Das Ideal des selbstbewussten Studenten, das sie beschreiben, scheint uns nicht sehr verbreitet.

Viele Studenten freuen sich, dass sie unabhängig werden von ihren Familien. Auch nebenher zu jobben ist nicht mehr nötig. Und wer sich der Rückzahlung eines Kredits unterwirft, der wird mit seiner Zeit sorgsamer umgehen. Die Kredite werden disziplinierend wirken, wir werden Abbrecherquoten und Studienzeiten sehr direkt beeinflussen.

Sagt der Bankdirektor. Herr Reich, Sie verfahren wie so viele in der Gebührendebatte: Haben selbst umsonst studiert – und muten der neuen Generation Kredite und Gebühren zu.

Das sehe ich anders. Ich war in vielen Universitäten, um mit Studenten über unser Angebot zu diskutieren.

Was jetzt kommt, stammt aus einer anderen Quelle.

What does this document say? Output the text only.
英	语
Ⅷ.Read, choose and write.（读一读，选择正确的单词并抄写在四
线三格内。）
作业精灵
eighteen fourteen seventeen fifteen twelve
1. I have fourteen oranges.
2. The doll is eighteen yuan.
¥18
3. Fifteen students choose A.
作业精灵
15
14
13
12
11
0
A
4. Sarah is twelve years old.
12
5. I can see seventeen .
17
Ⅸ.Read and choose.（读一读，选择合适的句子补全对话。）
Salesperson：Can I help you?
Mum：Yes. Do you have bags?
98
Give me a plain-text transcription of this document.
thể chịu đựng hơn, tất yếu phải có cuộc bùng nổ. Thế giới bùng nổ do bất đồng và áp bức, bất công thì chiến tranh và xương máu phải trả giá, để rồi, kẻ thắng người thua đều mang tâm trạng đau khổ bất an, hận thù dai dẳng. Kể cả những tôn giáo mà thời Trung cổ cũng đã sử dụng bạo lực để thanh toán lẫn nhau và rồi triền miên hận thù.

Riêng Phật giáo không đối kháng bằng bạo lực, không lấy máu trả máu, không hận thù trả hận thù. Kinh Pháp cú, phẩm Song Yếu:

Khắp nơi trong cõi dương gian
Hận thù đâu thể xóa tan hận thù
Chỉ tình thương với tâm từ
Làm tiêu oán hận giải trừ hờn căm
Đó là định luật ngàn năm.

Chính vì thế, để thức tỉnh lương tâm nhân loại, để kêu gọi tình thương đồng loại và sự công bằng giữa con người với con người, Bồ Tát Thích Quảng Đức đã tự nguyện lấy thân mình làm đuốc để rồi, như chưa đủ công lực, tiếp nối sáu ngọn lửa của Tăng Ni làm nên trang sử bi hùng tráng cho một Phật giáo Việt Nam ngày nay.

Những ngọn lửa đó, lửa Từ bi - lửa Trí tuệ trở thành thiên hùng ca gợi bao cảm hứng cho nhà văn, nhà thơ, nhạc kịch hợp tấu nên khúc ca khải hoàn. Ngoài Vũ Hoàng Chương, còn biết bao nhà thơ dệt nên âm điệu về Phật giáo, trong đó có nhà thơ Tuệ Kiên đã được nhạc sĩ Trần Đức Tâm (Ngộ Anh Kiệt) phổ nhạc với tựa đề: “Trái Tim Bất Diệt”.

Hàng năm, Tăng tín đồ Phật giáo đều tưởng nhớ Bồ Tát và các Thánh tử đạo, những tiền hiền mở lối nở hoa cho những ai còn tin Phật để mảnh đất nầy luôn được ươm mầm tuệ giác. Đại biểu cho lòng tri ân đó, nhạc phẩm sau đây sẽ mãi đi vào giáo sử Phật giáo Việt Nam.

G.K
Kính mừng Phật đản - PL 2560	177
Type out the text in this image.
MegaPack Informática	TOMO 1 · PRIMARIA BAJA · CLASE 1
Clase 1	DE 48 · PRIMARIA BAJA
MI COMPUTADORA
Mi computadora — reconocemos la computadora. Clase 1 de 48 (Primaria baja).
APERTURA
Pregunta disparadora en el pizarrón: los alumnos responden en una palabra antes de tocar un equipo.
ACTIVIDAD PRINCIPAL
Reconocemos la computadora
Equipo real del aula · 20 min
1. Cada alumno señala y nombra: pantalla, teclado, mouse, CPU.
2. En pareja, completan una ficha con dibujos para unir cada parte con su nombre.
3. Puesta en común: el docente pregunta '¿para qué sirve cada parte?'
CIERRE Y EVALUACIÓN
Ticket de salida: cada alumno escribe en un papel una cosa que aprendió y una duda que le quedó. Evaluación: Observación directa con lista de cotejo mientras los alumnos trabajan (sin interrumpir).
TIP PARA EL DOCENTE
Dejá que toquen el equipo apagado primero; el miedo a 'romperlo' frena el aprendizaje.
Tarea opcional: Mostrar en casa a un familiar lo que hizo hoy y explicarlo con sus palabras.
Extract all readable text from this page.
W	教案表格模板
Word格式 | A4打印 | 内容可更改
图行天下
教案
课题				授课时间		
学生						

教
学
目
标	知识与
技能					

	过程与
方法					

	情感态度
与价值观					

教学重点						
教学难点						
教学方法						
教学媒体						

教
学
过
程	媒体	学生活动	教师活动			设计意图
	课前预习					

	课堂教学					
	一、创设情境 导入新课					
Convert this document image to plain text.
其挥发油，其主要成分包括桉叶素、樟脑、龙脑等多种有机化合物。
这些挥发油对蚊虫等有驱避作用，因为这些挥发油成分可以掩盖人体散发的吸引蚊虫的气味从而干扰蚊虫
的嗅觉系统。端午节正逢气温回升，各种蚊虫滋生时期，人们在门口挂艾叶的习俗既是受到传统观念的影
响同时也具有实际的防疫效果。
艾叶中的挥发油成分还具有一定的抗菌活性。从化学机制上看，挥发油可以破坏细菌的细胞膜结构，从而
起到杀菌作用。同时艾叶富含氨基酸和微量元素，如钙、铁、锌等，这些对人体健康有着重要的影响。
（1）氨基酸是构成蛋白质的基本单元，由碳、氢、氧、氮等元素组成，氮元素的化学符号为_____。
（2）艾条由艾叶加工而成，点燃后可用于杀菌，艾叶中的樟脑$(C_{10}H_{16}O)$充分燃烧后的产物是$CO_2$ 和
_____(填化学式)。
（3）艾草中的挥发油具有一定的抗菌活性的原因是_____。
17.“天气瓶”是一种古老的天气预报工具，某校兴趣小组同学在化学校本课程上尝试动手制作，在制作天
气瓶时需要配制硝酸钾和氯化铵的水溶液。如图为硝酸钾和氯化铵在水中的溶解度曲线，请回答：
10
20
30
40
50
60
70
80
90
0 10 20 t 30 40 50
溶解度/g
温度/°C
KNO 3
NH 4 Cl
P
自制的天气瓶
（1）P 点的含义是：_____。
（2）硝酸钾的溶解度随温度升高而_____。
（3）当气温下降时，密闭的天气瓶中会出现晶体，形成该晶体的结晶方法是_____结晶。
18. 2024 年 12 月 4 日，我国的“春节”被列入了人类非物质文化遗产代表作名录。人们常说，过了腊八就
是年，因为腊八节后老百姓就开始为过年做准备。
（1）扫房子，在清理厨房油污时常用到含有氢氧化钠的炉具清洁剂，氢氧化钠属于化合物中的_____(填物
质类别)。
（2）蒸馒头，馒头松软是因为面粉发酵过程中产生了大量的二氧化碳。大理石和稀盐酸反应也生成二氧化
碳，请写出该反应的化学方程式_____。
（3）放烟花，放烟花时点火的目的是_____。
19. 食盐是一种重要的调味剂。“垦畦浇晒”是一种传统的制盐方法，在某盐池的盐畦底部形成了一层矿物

Ich bin immer ohne Blessuren wieder rausgekommen. Ich habe mit Vergnügen festgestellt, wie klein die Zahl der vehementen Gegner ist. Übrigens liegen Sie falsch: Ich habe nie studiert.

Sie haben es ohne Studium zum Vorstandssprecher einer Bank mit 320 Milliarden Euro Bilanzsumme gebracht?

Ich habe noch nicht mal Abitur. Wir waren fünf Kinder, meine ältesten Geschwister haben studiert. Ich musste sehr früh Geld verdienen.

Was soll uns das sagen?

Ich bin ein lebender Grund für dieses Programm.